Stability of the SE estimate#

How precise is the bootstrap standard error itself? With jackknife_after_bootstrap=True, standard_error returns a second number quantifying the variability of the SE estimate as a function of the data:

se, se_jack = bp.standard_error(dist, mean, B=2000,
                                jackknife_after_bootstrap=True)
# se = 13.41,  se_jack = 5.10   ~0.08 s

The interpretation is that, if the experiment were repeated, the bootstrap standard error would itself vary with standard deviation roughly 5.1. That number is large compared to the SE of 13.4 — because \(n = 9\) is small. The Monte Carlo contribution from finite \(B\) is negligible at \(B = 2000\); almost all of se_jack reflects the genuine sampling variability of \(s / \sqrt{n}\) itself. Put differently, with nine mice the data are the bottleneck, not the bootstrap.
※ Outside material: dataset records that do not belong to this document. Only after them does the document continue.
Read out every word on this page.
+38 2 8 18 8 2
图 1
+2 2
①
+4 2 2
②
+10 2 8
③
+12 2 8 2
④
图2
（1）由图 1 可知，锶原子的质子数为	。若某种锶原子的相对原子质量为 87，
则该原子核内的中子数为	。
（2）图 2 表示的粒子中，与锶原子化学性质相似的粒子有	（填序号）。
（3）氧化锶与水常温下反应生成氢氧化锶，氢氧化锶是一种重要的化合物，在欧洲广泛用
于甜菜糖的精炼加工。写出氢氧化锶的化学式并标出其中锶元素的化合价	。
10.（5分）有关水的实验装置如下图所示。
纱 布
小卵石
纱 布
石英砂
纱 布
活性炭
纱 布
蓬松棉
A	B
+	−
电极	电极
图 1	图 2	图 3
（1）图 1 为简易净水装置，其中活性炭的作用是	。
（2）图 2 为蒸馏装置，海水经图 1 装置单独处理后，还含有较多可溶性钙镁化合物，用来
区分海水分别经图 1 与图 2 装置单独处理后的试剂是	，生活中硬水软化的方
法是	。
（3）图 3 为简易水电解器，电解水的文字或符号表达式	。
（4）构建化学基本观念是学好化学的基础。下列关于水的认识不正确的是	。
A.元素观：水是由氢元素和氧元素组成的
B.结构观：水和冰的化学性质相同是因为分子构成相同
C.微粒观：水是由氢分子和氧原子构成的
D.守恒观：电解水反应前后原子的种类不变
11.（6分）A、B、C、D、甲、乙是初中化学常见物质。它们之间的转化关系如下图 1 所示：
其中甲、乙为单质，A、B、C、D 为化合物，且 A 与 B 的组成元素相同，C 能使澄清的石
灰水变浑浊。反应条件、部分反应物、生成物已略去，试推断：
The same diagnostic on a larger sample would return a much smaller se_jack — which is the intended use: to confirm that the reported standard error is not itself dominated by sampling noise. See [ET93] (S19.4).

Comparison#

All numbers below are for the mouse control data (\(n = 9\), \(\bar{x} = 56.2\), \(\hat{\theta}_{\text{med}} = 46\)), with bootstrap methods at \(B = 2000\):

Method

SE (mean)

SE (median)

Wall time

Classical (\(s / \sqrt{n}\))

14.16

< 0.001 s

Bootstrap

13.41

12.83

0.04 s

Jackknife

14.16

7.34 (inconsistent)

< 0.001 s

Infinitesimal jackknife

13.35

n/a (not smooth)

< 0.001 s

Bootstrap (robust, \(\alpha = 0.84\))

13.63

0.04 s

For most applications, standard_error() is the right default: it works for any statistic, requires no derivation, and \(B = 200\) is typically sufficient. jackknife_standard_error() is preferable for smooth statistics where the \(n\)-evaluation cost beats \(B\) bootstrap replicates — but it should not be applied to quantiles or other non-smooth functionals. infinitesimal_jackknife() is the fastest of all when the statistic is naturally available in resampling form. The robust and jackknife-after-bootstrap options are diagnostics: useful for assessing whether the reported standard error is trustworthy, less useful as the headline number. See [ET93] (S6, S10) for a fuller treatment.